Mutations

PSEN1 R269H

Overview

Pathogenicity: Alzheimer's Disease : Likely Pathogenic
ACMG/AMP Pathogenicity Criteria: PS3, PM1, PP2, PP3, BS1
Clinical Phenotype: Alzheimer's Disease, Cerebral Amyloid Angiopathy, Myoclonus
Position: (GRCh38/hg38):Chr14:73198067 G>A
Position: (GRCh37/hg19):Chr14:73664775 G>A
dbSNP ID: rs63750900
Coding/Non-Coding: Coding
DNA Change: Substitution
Expected RNA Consequence: Substitution
Expected Protein Consequence: Missense
Codon Change: CGT to CAT
Reference Isoform: PSEN1 Isoform 1 (467 aa)
Genomic Region: Exon 8

Findings

This variant has been identified in multiple families and individuals of European and East Asian ancestries with Alzheimer's disease. Age at onset is variable, ranging from mid-40s to late 60s, with some carriers belonging to a cohort of late-onset AD (LOAD) cases. In the gnomAD variant database, the variant was reported at a global frequency of 0.0000093, including 15 heterozygotes (gnomAD v4.0.0, Jan 2024). Although most of these carriers (10) were of non-Finnish European ancestry, the variant's frequency was higher in other groups, with 3 carriers of African ancestry corresponding to an allele frequency of 0.000040 in that population.

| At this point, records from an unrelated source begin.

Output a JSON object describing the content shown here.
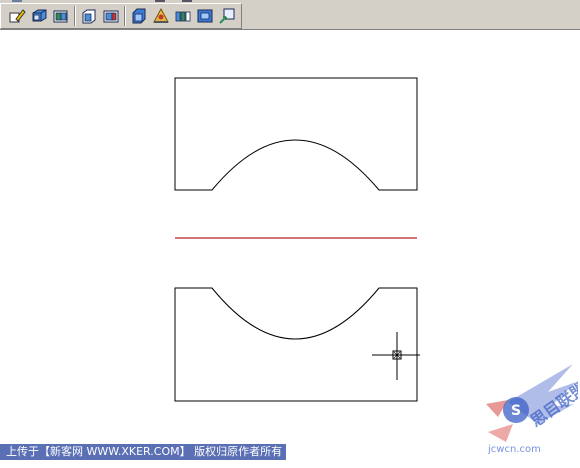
{
  "toolbar": {
    "buttons": [
      {
        "icon": "draw-order-icon"
      },
      {
        "icon": "solid-box-icon"
      },
      {
        "icon": "solid-wedge-icon"
      },
      {
        "icon": "solid-cone-icon"
      },
      {
        "icon": "solid-cylinder-icon"
      },
      {
        "icon": "shade-icon"
      },
      {
        "icon": "render-icon"
      },
      {
        "icon": "materials-icon"
      },
      {
        "icon": "view-icon"
      },
      {
        "icon": "refresh-icon"
      }
    ]
  },
  "colors": {
    "outline": "#000000",
    "center_line": "#b22222",
    "watermark_bg": "#5a6fb4",
    "logo_blue": "#3b5fc4",
    "logo_red": "#d9534f"
  },
  "watermark": {
    "text": "上传于【新客网 WWW.XKER.COM】 版权归原作者所有",
    "logo_text": "思目联盟",
    "logo_url": "jcwcn.com"
  },
  "cursor": {
    "icon": "crosshair-cursor-icon"
  }
}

R269H was first described in a Caucasian American man who developed memory impairment at the age of 46. He died after a nine-year course of progressive dementia and met CERAD criteria for AD. His clinical phenotype included visual and auditory hallucinations and myoclonus He did not have seizures or extrapyramidal signs. His APOE genotype was ε4/ε4. The patient’s father died at the age of 61 after a five-year history of dementia. There was no further family history of dementia and segregation with disease could not be assessed (Gómez-Isla et al., 1997).

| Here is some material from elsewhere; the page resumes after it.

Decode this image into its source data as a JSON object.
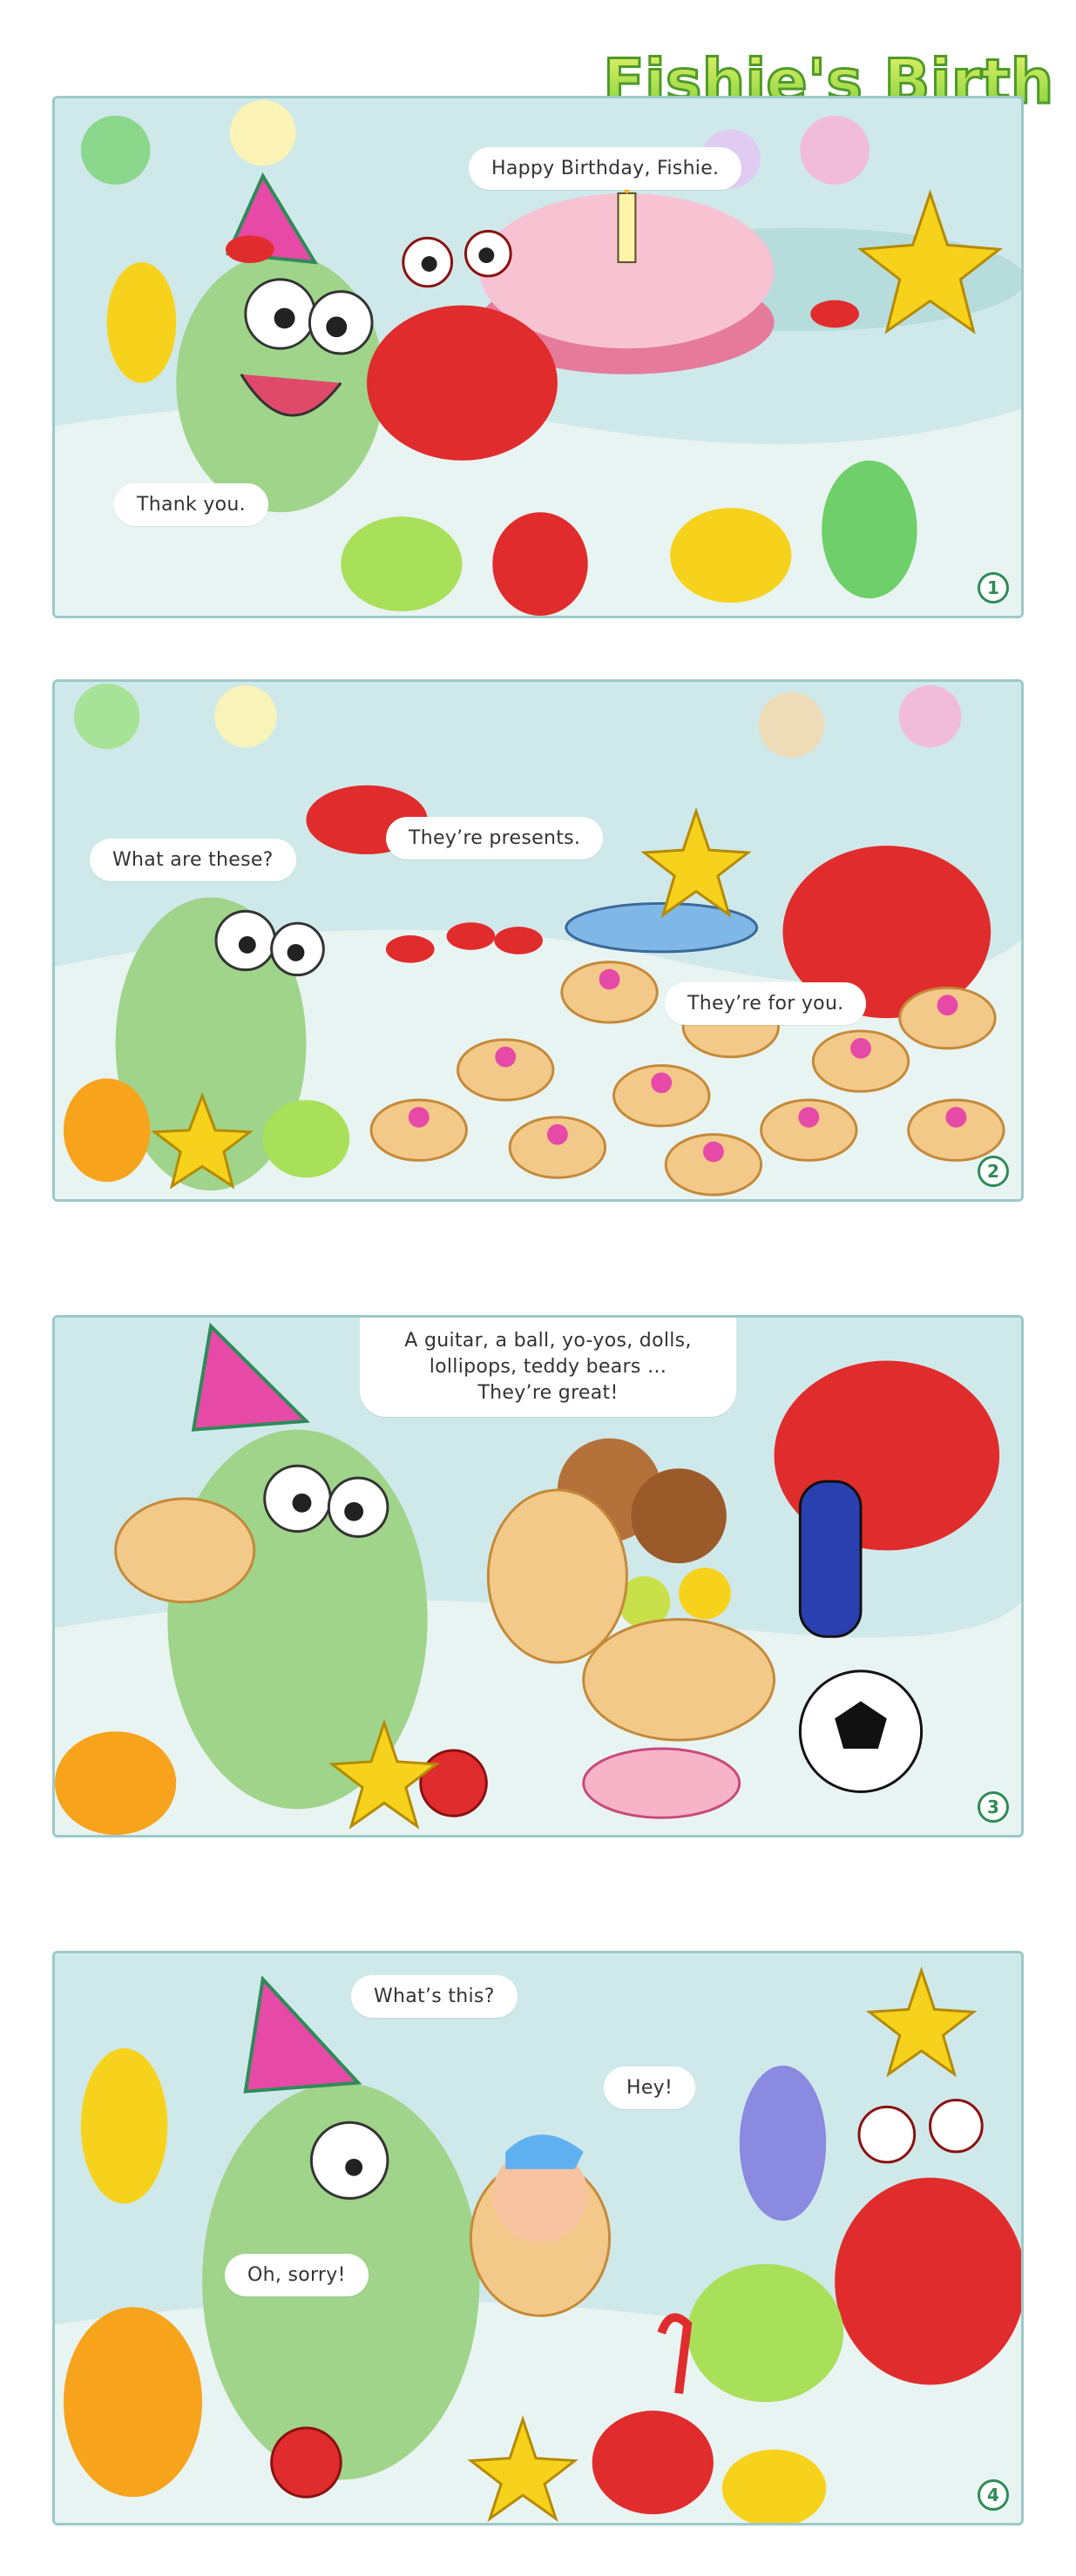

Several additional Caucasian carriers were subsequently reported. For example, a U.K. family (Family 226) was identified with four affected individuals over three generations. The mean age of onset in this family was 53 years of age (range: 50 to 56). At least one member of this family had autopsy-confirmed AD (Janssen et al., 2003). Moreover, a second U.K. family was reported with nine affected individuals over three generations in a pattern consistent with autosomal-dominant transmission. The proband presented with forgetfulness at the age of 66 and was diagnosed with probable AD. He later developed prominent visual agnosia. His mother had been diagnosed with AD at the age of 67 and died two years later. She was one of seven sisters, five of whom were reported to have had AD, as had the maternal grandfather. At the age of 69, the proband’s sister also developed memory impairment consistent with AD. The proband was determined to carry the R269H mutation, but segregation with disease could not be assessed due to lack of DNA from family members (Larner et al., 2007).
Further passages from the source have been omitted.